When I first read the question from Andreas, I was concerned that he was designing a service for which he had no customers, in other words, someone had an idea and, well, that’s all they had. With no customers, you really don’t have a product; just an idea. (I know that’s not what he meant, though.)
So I’m going off topic for a minute to reiterate that every product or service has customers or prospective customers. One thing to remember here… what is the purpose of a business? to create and nurture customers. Who are you building the product for?
In Bernadette Jiwa’s latest book, Meaningful, she talks about creating products for customers, not hoping customers will like the products you create. She makes this important distinction.
The opportunity to build a great business starts not with creating a great product, but with understanding and then creating a great customer.
All companies have customers, regardless of whether their concepts are new or not. Design products and services with the customer in mind. Use journey maps to design the product and the experience before it goes to market. The maps are an invaluable tool to get it right from the start!
Making products for your customers is far more efficient than finding customers for your products. -Seth Godin
I like the idea of an assumptive map a lot, particularly as we are likely to assume that things would go well.
Perhaps it would be worth keeping your assumptive map and matching it up against reality 6 months after launch. That exercise could be quite eye opening
Journey mapping can prove to be really insightful and testing assumptions will let you know how well you know your customers or on the flip side, how off the mark you were.
Nice post!
Thank you, Faryal.
I think the gap between the assumptive map and what customers are saying their experience today is definitely eye opening!
Great idea about matching it up again 6 months later. That could be quite interesting!
Annette, the type of journey mapping that you refer to for product design and development, is that more life cycle mapping or is it more workflow mapping done to understand steps users of a system / product take to fulfill a goal, e.g. a lawyer has to present his case in court (and does and synthesizes research for that). With regards, Ghulam (ghulam@epicconsulting.ae)

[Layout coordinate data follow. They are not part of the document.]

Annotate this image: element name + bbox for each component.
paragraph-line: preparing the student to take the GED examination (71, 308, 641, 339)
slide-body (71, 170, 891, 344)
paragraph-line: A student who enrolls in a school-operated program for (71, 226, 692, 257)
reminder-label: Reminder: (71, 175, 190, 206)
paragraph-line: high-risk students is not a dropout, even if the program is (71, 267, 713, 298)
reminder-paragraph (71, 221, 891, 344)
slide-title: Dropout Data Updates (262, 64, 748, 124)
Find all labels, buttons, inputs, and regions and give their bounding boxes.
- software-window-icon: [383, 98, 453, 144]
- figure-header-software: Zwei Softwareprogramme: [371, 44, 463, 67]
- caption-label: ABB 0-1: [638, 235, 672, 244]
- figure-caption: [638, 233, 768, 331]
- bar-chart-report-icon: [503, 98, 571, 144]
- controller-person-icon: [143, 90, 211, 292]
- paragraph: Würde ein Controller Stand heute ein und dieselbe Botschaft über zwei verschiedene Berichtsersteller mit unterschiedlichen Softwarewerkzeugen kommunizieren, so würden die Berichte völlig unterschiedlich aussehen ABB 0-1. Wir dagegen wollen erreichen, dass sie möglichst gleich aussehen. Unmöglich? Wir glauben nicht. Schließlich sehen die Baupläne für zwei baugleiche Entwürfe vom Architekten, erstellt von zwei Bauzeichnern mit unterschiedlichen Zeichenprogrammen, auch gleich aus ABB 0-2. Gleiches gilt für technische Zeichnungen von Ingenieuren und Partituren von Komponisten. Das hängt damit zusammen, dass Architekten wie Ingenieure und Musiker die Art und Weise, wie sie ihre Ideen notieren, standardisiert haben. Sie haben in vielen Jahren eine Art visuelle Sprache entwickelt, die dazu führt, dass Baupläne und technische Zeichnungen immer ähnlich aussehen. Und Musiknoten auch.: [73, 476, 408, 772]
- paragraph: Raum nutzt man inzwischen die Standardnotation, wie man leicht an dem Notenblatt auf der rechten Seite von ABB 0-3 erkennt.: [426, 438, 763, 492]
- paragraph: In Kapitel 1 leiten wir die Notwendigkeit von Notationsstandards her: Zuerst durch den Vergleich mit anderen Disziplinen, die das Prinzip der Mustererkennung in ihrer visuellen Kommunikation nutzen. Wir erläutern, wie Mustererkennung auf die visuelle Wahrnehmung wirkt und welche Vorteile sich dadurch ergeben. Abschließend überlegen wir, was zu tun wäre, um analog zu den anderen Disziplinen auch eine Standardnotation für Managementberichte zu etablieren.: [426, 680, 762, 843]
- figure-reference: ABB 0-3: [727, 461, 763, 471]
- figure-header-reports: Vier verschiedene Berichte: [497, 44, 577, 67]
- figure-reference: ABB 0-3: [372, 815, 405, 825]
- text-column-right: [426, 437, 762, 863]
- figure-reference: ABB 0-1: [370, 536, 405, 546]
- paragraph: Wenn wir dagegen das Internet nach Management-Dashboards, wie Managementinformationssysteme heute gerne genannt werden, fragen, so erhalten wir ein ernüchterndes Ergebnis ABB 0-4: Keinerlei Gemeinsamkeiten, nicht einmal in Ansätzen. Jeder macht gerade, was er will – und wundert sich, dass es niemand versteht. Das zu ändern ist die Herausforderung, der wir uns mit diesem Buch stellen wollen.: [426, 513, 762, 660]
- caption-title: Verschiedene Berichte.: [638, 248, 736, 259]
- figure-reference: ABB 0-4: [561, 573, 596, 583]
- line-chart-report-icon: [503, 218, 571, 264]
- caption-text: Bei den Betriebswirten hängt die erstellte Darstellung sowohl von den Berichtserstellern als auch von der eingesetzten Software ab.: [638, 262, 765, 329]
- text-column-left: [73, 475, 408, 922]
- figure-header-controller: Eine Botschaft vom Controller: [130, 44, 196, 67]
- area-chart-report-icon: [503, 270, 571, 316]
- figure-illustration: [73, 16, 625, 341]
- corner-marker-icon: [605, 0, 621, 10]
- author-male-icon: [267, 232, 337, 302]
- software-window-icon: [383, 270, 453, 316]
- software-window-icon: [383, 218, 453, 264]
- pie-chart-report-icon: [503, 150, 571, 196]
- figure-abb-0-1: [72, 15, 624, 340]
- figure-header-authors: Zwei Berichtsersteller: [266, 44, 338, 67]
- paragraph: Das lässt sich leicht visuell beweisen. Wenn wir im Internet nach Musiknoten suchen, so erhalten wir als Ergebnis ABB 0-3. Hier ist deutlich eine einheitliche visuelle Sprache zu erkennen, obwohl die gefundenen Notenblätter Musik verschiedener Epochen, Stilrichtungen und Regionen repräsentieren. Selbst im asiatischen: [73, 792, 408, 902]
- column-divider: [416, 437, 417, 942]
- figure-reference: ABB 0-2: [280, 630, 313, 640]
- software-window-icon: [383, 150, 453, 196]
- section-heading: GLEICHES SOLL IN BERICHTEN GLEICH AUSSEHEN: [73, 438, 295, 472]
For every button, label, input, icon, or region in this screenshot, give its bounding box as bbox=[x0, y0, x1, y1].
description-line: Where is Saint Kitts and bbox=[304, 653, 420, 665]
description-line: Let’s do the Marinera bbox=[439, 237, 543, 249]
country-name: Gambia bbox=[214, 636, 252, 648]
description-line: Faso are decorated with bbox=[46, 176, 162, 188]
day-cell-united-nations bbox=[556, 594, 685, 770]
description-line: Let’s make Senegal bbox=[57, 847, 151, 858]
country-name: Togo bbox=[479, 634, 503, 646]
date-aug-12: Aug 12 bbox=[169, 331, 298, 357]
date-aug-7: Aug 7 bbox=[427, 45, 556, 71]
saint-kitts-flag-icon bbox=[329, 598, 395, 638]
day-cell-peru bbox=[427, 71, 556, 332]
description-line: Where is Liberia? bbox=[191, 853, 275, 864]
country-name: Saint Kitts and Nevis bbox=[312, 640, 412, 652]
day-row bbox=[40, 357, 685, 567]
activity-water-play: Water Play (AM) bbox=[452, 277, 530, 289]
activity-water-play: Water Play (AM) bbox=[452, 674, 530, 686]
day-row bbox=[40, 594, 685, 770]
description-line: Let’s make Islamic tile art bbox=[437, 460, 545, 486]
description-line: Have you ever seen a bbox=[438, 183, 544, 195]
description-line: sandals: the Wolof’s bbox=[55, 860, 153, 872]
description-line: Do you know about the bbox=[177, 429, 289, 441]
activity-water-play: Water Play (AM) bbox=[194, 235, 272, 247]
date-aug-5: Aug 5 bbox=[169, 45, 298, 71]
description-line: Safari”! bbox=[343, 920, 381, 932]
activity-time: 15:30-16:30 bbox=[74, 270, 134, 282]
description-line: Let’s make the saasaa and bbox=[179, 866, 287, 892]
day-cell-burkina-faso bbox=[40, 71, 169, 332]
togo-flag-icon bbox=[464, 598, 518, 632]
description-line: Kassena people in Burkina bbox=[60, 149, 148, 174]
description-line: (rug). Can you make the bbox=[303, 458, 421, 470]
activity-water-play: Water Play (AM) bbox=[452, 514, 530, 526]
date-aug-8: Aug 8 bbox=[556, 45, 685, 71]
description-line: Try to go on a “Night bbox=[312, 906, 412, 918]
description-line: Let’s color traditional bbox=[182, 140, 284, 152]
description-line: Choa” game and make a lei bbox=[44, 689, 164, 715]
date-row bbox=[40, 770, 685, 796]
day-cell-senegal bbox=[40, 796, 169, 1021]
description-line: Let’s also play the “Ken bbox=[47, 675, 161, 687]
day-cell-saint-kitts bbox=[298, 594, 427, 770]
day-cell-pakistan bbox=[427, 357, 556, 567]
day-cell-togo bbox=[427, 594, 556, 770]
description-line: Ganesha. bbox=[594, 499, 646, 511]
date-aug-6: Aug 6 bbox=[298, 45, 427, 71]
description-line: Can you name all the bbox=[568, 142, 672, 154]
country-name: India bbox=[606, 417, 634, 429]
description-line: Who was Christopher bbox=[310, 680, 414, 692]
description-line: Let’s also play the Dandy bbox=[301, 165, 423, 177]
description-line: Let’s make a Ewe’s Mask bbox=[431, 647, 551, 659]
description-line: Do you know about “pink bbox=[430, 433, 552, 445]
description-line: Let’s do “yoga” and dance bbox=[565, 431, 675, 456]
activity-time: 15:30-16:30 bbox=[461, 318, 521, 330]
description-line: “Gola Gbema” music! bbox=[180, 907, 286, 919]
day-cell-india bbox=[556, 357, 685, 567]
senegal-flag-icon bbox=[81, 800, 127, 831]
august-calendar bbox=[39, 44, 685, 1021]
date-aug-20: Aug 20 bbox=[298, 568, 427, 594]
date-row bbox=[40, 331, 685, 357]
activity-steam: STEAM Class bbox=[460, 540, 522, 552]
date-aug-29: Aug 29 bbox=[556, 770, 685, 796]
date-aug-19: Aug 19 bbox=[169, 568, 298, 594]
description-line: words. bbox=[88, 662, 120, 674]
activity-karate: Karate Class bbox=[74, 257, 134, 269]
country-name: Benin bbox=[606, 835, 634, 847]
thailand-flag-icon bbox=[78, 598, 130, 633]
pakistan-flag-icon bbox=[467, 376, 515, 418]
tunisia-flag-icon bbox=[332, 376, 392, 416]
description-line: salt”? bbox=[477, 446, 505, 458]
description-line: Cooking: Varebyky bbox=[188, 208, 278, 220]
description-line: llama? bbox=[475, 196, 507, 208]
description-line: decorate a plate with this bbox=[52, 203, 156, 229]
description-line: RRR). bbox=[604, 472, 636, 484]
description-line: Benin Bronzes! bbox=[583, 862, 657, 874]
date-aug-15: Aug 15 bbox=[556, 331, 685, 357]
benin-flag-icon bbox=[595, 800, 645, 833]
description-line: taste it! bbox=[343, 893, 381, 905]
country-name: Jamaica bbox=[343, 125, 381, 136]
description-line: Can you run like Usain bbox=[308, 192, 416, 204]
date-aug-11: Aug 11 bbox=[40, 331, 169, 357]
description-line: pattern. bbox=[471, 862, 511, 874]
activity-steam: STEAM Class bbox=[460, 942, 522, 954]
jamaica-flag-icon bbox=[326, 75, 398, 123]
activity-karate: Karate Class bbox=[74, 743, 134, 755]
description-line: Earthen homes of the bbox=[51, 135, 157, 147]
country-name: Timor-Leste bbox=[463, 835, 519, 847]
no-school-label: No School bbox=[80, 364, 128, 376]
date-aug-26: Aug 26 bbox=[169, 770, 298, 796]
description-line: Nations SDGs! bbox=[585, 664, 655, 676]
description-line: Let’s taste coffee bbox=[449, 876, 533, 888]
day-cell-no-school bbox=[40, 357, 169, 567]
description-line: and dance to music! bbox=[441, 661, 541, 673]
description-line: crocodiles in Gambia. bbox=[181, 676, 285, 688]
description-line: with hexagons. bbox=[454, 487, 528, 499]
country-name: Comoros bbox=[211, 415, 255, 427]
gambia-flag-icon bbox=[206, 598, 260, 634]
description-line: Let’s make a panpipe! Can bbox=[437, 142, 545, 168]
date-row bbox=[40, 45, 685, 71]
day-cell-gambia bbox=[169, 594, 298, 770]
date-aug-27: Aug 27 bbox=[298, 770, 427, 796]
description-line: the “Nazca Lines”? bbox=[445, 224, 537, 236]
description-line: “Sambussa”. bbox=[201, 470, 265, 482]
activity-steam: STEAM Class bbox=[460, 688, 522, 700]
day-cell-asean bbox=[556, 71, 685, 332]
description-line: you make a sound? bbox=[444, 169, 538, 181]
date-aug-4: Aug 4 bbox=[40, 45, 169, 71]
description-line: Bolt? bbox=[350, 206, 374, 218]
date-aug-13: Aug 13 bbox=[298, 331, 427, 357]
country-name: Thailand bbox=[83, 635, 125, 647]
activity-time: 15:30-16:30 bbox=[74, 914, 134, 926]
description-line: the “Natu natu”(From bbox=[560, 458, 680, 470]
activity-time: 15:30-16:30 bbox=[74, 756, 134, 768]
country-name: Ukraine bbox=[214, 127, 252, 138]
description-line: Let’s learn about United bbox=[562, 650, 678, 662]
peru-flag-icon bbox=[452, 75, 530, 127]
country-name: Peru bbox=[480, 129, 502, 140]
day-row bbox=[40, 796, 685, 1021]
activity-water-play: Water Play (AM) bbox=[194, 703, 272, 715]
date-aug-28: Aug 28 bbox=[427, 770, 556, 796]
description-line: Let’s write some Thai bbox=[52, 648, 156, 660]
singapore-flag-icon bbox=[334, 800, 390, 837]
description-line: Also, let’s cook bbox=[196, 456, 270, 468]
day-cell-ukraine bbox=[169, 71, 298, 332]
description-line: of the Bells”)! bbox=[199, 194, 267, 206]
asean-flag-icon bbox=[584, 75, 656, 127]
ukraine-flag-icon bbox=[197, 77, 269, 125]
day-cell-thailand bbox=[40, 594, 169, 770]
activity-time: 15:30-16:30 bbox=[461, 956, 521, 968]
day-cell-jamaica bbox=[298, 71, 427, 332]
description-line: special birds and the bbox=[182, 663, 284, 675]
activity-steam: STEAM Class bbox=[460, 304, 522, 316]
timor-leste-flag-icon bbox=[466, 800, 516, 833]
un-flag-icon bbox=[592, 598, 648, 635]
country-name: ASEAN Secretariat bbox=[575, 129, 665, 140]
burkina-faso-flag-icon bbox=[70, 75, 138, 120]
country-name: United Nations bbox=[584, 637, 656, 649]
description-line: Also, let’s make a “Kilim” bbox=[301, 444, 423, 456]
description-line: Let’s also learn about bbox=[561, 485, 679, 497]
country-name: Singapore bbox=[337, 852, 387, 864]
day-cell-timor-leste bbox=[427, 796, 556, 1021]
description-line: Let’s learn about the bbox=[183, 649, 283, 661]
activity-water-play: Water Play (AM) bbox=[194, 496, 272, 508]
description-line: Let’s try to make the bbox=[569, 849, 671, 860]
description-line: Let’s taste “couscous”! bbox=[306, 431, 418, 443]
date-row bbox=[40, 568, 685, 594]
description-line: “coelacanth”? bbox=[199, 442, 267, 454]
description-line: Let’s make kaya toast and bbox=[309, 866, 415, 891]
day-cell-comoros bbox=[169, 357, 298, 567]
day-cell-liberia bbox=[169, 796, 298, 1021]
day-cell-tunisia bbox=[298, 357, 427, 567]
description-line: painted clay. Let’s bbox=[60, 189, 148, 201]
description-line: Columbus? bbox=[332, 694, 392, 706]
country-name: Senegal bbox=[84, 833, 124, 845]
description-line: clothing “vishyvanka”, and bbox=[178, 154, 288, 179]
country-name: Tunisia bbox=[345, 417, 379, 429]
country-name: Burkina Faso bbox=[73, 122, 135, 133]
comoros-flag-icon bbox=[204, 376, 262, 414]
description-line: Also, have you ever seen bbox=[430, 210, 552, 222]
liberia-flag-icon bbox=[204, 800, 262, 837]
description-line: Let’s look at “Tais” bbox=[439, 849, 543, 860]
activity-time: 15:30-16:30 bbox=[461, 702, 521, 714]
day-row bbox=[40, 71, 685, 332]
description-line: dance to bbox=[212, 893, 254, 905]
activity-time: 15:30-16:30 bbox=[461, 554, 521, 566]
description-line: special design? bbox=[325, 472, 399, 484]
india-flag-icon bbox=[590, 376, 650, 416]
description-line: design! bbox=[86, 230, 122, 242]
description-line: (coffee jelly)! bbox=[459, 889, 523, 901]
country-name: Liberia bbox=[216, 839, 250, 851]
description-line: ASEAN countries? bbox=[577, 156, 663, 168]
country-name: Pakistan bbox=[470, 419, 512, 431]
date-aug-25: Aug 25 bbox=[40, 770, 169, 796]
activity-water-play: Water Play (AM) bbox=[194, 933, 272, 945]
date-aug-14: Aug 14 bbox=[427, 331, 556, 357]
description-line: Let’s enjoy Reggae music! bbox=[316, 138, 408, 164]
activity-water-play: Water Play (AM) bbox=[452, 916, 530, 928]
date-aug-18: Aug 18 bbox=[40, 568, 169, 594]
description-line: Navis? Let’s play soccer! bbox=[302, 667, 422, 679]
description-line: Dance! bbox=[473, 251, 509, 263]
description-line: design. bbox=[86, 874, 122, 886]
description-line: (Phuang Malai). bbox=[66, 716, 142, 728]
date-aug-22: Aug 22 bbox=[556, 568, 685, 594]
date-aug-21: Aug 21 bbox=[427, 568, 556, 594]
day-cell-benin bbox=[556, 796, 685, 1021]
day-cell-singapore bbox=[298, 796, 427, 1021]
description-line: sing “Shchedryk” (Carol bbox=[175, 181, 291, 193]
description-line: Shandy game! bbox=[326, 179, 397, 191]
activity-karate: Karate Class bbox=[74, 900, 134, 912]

Lifecycle mapping is good for marketing, not so much for CX design. Journey maps and service blueprints are what we use to design products, services, and experiences. The assumptive map that you start with in this particular example in the post must also include the corresponding service blueprint. So, we identify the steps the customer takes plus our behind the scenes people, tools, systems, and processes to support the experience. Most processes that facilitate an experience are not designed with the customer in mind… they must be.